David Cohen, the U.S. ambassador to Canada, told a panel Thursday that he’s had multiple conversations with Canadian Foreign Minister Mélanie Joly about disinformation.

Cohen said he firmly believes the causes of the trucker movement — and similar campaigns around the globe — are much broader and more complicated than Covid mandates.

“This is a concern around the world — people who don’t like government, they don’t like big companies, they don’t like being told to do anything,” Cohen told a Wilson Center virtual event that also featured Kirsten Hillman, Canada’s ambassador to the U.S. “There’s a resentment, there’s a fear, there’s a dissatisfaction with life. There is a concern about jobs and employment. And that’s what generates this unrest.”

Canadian officials have been sharing their concerns on the road.

During his six-day European visit, Trudeau spoke of the propaganda campaign deployed by Russian President Vladimir Putin to try to legitimize his full-scale invasion of Ukraine to his own people and the rest of the world.

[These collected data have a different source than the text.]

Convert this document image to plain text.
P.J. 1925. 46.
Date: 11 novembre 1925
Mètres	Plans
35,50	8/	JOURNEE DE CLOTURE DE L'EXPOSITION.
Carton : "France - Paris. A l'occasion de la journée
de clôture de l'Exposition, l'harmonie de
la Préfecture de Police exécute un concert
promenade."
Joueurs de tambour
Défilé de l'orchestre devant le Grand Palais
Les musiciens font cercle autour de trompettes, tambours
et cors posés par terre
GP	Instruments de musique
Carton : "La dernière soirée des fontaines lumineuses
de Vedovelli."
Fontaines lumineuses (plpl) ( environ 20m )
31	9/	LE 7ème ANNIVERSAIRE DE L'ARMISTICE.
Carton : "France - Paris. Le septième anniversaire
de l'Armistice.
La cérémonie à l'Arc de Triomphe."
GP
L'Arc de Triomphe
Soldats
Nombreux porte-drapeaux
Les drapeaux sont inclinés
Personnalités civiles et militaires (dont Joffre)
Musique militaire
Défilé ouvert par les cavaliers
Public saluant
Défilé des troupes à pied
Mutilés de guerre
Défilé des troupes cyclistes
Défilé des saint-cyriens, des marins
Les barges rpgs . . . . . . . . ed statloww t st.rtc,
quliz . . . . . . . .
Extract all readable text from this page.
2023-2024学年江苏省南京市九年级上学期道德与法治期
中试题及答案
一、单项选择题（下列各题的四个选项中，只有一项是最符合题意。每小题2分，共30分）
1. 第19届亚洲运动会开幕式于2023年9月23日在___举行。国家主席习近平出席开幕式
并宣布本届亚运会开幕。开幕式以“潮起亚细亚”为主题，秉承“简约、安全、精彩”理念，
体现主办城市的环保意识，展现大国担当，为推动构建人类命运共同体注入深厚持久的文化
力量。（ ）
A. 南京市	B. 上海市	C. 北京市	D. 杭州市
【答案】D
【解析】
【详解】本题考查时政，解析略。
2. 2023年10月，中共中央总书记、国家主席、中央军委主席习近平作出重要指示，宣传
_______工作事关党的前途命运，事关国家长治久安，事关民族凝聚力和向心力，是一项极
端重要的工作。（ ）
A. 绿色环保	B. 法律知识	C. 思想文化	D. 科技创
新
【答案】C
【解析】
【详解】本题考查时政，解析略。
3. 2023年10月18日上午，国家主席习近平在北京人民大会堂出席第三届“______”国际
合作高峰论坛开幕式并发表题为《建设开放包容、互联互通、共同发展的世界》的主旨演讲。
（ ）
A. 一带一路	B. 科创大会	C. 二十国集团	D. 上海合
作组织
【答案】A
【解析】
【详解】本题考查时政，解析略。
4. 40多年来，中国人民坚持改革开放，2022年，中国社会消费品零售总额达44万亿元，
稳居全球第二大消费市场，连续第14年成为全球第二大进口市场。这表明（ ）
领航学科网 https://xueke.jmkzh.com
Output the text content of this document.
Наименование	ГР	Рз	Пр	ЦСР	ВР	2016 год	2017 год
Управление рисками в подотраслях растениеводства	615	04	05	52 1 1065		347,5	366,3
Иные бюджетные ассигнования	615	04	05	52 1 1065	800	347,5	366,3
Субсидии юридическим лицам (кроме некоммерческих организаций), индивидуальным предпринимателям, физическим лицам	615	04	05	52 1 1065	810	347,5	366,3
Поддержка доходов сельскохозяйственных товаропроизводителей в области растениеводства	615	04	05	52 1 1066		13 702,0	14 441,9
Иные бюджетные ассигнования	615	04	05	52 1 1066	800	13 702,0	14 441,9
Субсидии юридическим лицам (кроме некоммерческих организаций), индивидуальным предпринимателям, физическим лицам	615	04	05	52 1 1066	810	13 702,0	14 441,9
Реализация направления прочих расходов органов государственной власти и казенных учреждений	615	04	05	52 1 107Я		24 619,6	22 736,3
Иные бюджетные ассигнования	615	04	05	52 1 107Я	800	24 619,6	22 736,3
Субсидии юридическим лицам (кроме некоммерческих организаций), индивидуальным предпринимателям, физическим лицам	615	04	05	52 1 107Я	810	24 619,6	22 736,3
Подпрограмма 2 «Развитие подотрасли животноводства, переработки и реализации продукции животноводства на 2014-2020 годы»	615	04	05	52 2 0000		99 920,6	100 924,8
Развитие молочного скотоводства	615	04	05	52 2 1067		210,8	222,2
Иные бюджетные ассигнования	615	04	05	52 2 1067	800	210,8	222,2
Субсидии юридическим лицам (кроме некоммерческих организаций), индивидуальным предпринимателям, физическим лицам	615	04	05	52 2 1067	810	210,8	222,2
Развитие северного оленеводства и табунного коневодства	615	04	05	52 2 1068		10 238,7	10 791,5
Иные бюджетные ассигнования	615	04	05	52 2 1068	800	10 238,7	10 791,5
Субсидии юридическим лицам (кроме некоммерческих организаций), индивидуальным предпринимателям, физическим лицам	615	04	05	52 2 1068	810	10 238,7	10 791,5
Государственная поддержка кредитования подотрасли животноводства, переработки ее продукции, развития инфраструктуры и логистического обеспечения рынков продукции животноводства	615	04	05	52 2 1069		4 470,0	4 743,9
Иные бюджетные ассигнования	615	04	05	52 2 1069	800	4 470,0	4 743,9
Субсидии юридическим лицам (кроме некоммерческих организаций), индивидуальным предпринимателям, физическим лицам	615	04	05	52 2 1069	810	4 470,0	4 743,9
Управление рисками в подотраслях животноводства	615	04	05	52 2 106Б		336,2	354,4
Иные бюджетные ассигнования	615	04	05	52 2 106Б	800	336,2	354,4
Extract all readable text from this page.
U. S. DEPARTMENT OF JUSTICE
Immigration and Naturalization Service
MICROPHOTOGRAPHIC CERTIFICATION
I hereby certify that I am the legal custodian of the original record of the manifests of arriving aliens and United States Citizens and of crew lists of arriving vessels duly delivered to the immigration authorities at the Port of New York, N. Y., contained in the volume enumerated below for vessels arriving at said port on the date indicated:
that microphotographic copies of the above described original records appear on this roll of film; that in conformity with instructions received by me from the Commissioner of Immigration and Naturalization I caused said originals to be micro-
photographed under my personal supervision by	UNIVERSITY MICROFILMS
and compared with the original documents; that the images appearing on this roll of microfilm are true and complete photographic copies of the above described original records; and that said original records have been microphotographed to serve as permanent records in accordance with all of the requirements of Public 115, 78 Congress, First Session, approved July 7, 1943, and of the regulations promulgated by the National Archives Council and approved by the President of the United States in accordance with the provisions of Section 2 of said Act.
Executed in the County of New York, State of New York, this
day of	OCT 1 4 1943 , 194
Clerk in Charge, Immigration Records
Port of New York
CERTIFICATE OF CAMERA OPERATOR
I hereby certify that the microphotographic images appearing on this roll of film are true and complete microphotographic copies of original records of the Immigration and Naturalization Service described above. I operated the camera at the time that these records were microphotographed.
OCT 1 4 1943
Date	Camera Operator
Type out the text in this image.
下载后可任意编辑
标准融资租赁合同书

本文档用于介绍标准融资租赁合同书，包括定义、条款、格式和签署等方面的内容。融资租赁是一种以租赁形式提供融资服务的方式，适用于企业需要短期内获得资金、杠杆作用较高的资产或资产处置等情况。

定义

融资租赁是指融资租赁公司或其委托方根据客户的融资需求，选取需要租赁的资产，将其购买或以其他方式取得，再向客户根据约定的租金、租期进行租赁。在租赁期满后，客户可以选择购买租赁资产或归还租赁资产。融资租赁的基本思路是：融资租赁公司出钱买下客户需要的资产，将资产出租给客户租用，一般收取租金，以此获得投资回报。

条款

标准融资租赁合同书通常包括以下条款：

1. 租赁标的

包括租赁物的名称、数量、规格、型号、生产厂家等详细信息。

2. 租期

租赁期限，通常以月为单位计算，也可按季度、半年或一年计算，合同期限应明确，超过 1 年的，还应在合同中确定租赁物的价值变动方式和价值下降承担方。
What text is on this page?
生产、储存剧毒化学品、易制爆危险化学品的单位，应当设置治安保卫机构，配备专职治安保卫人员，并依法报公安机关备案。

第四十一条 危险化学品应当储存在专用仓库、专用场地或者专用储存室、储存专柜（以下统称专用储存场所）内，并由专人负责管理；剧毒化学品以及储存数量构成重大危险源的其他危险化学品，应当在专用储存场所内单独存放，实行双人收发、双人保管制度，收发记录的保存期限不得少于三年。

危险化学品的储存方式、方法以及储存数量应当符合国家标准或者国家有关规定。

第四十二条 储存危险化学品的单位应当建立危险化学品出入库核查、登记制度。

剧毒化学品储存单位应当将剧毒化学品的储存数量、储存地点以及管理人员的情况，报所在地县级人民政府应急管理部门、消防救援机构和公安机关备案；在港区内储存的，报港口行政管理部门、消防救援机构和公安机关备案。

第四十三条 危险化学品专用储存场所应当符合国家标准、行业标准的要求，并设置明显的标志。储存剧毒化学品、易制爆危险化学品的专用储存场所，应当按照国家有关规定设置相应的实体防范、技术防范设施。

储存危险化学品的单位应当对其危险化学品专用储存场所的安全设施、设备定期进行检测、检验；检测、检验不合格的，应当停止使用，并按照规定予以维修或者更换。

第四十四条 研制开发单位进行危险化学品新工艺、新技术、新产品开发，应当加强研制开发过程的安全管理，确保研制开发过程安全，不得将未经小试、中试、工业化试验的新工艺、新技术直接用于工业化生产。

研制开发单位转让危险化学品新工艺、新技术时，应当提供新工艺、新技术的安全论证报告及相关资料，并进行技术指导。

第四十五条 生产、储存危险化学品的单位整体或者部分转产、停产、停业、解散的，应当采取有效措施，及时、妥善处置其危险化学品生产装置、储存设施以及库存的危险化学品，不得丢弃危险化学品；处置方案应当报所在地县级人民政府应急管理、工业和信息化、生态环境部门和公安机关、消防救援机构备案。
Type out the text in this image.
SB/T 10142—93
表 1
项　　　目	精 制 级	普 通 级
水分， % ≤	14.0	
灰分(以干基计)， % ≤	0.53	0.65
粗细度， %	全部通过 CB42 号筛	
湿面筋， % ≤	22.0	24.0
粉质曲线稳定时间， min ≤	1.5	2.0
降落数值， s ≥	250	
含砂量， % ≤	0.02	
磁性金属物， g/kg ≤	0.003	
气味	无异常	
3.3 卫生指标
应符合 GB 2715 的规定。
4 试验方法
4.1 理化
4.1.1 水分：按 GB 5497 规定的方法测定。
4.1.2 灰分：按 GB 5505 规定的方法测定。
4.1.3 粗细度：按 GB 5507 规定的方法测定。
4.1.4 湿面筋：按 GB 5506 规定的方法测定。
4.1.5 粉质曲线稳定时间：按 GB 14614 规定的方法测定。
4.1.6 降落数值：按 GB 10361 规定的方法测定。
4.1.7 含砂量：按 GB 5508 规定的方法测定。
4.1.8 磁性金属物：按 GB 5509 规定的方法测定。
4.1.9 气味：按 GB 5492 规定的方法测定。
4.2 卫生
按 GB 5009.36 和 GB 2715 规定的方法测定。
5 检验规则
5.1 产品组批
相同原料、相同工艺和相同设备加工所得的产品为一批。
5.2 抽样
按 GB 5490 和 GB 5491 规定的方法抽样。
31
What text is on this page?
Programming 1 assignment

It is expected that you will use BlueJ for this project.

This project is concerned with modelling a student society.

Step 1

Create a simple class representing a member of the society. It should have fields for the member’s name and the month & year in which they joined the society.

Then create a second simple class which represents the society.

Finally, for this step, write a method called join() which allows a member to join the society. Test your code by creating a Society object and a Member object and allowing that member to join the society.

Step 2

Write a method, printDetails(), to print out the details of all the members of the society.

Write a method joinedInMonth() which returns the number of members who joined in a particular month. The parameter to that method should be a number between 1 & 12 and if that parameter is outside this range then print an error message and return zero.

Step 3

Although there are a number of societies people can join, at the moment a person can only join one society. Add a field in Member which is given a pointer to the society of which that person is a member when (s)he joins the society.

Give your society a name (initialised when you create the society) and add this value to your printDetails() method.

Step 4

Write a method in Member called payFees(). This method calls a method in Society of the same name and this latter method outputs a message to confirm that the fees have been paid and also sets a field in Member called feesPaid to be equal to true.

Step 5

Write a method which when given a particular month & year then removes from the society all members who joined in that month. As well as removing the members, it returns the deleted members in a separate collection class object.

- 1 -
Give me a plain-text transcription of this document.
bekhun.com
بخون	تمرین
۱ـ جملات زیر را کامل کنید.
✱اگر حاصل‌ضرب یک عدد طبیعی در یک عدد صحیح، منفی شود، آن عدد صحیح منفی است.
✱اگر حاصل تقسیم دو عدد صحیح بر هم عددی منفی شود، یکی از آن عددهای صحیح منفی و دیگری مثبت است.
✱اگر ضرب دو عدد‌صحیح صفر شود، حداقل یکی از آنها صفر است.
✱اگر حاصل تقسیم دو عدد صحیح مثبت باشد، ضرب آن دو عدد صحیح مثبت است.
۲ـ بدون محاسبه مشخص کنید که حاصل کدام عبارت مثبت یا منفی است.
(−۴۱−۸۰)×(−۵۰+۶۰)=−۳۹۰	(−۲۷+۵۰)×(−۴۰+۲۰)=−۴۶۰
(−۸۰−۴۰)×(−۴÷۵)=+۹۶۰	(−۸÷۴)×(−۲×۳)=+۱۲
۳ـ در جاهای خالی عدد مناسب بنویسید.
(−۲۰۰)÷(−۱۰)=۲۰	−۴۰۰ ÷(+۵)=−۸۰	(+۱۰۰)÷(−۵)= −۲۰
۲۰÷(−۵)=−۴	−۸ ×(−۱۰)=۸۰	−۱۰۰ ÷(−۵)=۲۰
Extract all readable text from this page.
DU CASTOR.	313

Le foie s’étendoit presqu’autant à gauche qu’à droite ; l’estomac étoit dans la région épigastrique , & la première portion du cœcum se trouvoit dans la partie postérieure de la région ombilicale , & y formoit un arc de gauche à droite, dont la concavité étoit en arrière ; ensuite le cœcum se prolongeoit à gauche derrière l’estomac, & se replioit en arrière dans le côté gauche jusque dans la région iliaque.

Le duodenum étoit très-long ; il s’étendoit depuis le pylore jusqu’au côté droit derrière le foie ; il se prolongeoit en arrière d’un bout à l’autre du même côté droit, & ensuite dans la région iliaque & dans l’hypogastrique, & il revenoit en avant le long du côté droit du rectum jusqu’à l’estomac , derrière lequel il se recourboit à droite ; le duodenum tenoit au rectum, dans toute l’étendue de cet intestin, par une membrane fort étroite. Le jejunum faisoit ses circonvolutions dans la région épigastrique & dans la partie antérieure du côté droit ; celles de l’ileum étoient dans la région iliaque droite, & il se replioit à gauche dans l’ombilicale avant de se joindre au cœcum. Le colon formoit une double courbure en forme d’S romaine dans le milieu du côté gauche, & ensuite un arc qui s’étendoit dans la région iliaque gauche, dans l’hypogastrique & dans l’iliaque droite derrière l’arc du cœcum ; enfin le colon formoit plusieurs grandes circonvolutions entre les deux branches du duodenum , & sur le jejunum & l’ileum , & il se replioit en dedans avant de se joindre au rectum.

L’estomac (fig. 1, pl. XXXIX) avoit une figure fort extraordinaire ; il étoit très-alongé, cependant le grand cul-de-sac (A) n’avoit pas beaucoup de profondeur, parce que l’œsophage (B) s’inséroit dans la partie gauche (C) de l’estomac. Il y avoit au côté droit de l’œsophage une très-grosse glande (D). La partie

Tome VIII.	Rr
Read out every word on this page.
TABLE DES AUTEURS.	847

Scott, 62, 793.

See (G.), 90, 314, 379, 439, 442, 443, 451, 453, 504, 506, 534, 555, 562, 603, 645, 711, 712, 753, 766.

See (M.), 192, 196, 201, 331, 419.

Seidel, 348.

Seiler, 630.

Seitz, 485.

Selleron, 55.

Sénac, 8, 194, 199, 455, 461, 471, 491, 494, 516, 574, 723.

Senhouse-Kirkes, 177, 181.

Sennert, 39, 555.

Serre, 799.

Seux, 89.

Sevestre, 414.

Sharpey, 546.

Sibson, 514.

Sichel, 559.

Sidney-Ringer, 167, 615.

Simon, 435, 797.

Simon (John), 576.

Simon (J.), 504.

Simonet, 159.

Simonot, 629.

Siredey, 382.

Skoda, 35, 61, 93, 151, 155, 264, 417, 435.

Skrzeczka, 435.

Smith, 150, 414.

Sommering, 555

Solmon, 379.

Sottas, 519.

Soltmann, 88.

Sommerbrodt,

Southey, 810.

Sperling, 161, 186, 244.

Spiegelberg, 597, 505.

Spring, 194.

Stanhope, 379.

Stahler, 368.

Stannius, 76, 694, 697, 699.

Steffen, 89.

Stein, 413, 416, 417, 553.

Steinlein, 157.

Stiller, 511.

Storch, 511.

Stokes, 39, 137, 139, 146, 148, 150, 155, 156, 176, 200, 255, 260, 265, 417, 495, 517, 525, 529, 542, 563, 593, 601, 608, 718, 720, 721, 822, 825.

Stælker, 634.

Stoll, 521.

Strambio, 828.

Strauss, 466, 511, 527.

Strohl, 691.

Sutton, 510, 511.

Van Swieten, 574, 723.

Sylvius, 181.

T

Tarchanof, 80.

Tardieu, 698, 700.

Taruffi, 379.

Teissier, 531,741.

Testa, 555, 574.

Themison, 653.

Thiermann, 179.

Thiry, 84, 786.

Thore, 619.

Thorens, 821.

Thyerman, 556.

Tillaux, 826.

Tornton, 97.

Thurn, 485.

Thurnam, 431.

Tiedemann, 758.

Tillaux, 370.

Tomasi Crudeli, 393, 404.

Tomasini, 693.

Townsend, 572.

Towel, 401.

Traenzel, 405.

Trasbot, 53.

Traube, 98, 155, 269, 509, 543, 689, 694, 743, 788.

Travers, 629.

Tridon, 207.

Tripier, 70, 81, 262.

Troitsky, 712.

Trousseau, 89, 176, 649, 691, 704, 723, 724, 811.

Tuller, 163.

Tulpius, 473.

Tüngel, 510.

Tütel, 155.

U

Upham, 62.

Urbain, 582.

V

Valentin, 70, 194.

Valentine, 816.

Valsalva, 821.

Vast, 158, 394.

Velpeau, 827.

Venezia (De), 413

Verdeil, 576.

“We have seen many ridiculous, preposterous justifications that are obviously false and irrational,” Trudeau said Friday in Warsaw, Poland as he wrapped up the four-country tour.

During the week, Trudeau announced a C$3-million commitment to tackle disinformation “around Russia’s ongoing aggression against Ukraine.”

Trudeau also spent time highlighting the risks of disinformation and misinformation to democracies.

He announced C$13.4 million over five years to renew and expand the G-7 Rapid Response Mechanism to strengthen coordination between countries in responding to threats to their democracies. The mechanism was created in 2018 to fight disinformation and misinformation.

On Friday, Trudeau recalled his meeting Wednesday with Scholz, which he said lasted a number of hours.

“It was extremely important to deepen that friendship and [work] together on things like strengthening democracy, on pushing back against misinformation and disinformation. Obviously, in Russia, but also in our own democracies,” Trudeau said. “There is a lot of work we need to continue to do together. And that was something that we spent a lot of time discussing.”